Q. In how many ways can 2 students be chosen from 5 for a quiz team?

  1. 5C2 = (5 × 4)/(2 × 1)
  2. = 20 ÷ 2

Answer: 10

🇮🇳 Real-Life Example

A mohalla WhatsApp group of 10 members: total possible one-to-one chats = 10C2 = 45 — every pair once, order irrelevant.

📝 Exam-Level Example

Q. In how many ways can a cricket team of 11 be selected from 15 players?

  1. 15C11 = 15C4
  2. = (15×14×13×12)/(4×3×2×1)
  3. = 32760 ÷ 24

Answer: 1365

📝 Exam-Level Example

Q. A committee of 3 must have 2 men from 4 men and 1 woman from 3 women. How many committees are possible?

  1. Men: 4C2 = 6
  2. Women: 3C1 = 3
  3. Total = 6 × 3

Answer: 18

🪄 Memory Trick

Big r?

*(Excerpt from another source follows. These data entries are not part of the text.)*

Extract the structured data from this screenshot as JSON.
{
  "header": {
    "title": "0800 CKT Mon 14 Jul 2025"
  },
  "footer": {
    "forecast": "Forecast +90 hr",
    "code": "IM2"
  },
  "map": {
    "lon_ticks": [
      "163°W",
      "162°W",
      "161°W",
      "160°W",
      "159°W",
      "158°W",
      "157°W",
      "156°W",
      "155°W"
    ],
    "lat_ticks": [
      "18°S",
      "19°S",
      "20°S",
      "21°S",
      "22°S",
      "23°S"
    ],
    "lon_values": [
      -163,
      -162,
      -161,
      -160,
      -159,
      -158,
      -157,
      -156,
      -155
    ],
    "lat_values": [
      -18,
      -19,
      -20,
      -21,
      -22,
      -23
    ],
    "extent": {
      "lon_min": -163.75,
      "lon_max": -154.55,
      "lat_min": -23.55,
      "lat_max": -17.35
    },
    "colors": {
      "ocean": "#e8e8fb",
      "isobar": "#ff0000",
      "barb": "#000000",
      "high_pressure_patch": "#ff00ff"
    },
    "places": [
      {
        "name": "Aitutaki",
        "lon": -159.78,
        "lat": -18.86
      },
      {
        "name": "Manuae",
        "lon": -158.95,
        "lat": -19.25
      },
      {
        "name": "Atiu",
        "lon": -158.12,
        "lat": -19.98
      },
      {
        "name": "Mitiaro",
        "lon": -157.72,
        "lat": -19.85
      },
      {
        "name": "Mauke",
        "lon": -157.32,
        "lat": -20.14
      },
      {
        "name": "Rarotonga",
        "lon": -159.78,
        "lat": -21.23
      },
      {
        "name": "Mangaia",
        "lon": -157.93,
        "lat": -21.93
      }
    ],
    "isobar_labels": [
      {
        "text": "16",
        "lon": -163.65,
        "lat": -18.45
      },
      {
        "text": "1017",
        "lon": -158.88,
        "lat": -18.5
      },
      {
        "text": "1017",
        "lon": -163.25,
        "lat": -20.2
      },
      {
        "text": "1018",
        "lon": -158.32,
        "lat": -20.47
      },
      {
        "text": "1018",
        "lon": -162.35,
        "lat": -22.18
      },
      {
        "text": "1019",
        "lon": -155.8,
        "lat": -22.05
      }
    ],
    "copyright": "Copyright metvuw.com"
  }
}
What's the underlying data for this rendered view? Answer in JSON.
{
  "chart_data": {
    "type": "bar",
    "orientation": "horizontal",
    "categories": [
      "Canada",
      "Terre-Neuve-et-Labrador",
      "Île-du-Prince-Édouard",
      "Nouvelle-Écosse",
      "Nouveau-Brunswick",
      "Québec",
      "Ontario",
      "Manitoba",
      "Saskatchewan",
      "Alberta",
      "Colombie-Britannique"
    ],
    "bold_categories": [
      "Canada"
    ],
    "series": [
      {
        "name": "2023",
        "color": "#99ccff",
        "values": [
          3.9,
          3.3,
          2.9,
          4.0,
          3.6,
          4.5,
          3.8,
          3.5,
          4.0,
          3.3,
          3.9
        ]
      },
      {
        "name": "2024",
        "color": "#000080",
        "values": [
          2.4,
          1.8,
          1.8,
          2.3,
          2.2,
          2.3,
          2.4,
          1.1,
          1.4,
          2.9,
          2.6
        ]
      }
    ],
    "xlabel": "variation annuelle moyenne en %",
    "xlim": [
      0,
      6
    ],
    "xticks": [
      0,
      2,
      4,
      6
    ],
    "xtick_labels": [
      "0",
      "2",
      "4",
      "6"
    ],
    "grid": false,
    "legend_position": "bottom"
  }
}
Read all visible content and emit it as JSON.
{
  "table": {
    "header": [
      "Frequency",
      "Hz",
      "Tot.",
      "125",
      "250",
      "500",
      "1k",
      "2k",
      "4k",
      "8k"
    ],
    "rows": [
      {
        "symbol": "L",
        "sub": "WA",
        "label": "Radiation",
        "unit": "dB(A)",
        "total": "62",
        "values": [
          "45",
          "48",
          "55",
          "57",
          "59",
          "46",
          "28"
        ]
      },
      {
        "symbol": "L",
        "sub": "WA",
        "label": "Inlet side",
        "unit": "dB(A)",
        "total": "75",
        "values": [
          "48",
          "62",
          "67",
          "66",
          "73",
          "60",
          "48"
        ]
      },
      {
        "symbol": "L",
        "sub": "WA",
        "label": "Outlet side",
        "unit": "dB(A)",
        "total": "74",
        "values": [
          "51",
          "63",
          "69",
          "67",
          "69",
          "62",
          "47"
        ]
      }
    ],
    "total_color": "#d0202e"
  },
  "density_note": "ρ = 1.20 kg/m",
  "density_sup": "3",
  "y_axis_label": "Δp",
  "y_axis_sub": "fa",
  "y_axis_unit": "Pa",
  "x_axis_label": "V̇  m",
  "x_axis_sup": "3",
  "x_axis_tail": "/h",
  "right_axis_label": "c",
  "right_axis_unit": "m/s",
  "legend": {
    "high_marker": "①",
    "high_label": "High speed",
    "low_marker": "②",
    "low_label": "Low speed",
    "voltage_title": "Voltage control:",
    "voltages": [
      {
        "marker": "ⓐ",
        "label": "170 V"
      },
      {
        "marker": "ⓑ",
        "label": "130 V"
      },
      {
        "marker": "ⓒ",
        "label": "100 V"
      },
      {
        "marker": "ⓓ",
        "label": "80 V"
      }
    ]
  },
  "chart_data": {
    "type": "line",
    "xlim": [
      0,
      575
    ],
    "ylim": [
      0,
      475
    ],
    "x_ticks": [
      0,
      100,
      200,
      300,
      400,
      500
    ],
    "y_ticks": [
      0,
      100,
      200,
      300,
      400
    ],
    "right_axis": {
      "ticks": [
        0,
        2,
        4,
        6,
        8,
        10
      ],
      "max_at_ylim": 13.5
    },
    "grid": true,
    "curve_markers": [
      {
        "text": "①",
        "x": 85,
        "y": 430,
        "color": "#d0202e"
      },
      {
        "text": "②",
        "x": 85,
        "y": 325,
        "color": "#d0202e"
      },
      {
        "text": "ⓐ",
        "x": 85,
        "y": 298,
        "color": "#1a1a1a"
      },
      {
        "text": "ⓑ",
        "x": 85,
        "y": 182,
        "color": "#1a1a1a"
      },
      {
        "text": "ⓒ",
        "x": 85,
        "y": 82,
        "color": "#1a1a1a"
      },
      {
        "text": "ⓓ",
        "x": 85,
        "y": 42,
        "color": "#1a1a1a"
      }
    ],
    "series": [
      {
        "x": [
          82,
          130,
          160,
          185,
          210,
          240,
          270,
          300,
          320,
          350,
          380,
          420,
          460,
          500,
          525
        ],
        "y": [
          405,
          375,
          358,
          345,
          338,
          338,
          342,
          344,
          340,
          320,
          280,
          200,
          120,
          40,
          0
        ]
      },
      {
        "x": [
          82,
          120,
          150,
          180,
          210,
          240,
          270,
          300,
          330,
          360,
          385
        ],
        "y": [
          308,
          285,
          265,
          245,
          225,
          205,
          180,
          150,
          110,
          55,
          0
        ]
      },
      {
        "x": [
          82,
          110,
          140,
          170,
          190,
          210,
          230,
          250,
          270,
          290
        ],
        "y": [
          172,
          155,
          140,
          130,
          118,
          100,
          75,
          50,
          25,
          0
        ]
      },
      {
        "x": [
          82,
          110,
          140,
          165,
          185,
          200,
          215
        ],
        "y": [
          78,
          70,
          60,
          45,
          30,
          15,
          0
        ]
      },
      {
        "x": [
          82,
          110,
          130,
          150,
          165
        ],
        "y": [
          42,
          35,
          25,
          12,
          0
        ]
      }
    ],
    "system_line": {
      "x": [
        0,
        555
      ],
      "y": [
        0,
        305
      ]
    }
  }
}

Flip it: nCr = nC(n−r). 15C11 → 15C4 turns a page of factorials into four small numbers.

⚠️ Common Mistakes

  • ❌ Using permutation for team selection — selection never cares about order
  • ❌ Multiplying alternative cases — 'this OR that' means add the counts

🏆 Exam Tips

  • ✅ 'AND' between selections → multiply; 'OR' / 'at least' → add the cases
  • ✅ Handshakes, matches, diagonals-type questions all reduce to nC2

📌 Summary

  • nCr = selections, order ignored
  • nCr = nC(n−r) — always flip a big r
  • Compound committees: multiply group-wise choices
  • Pairs among n = nC2 = n(n−1)/2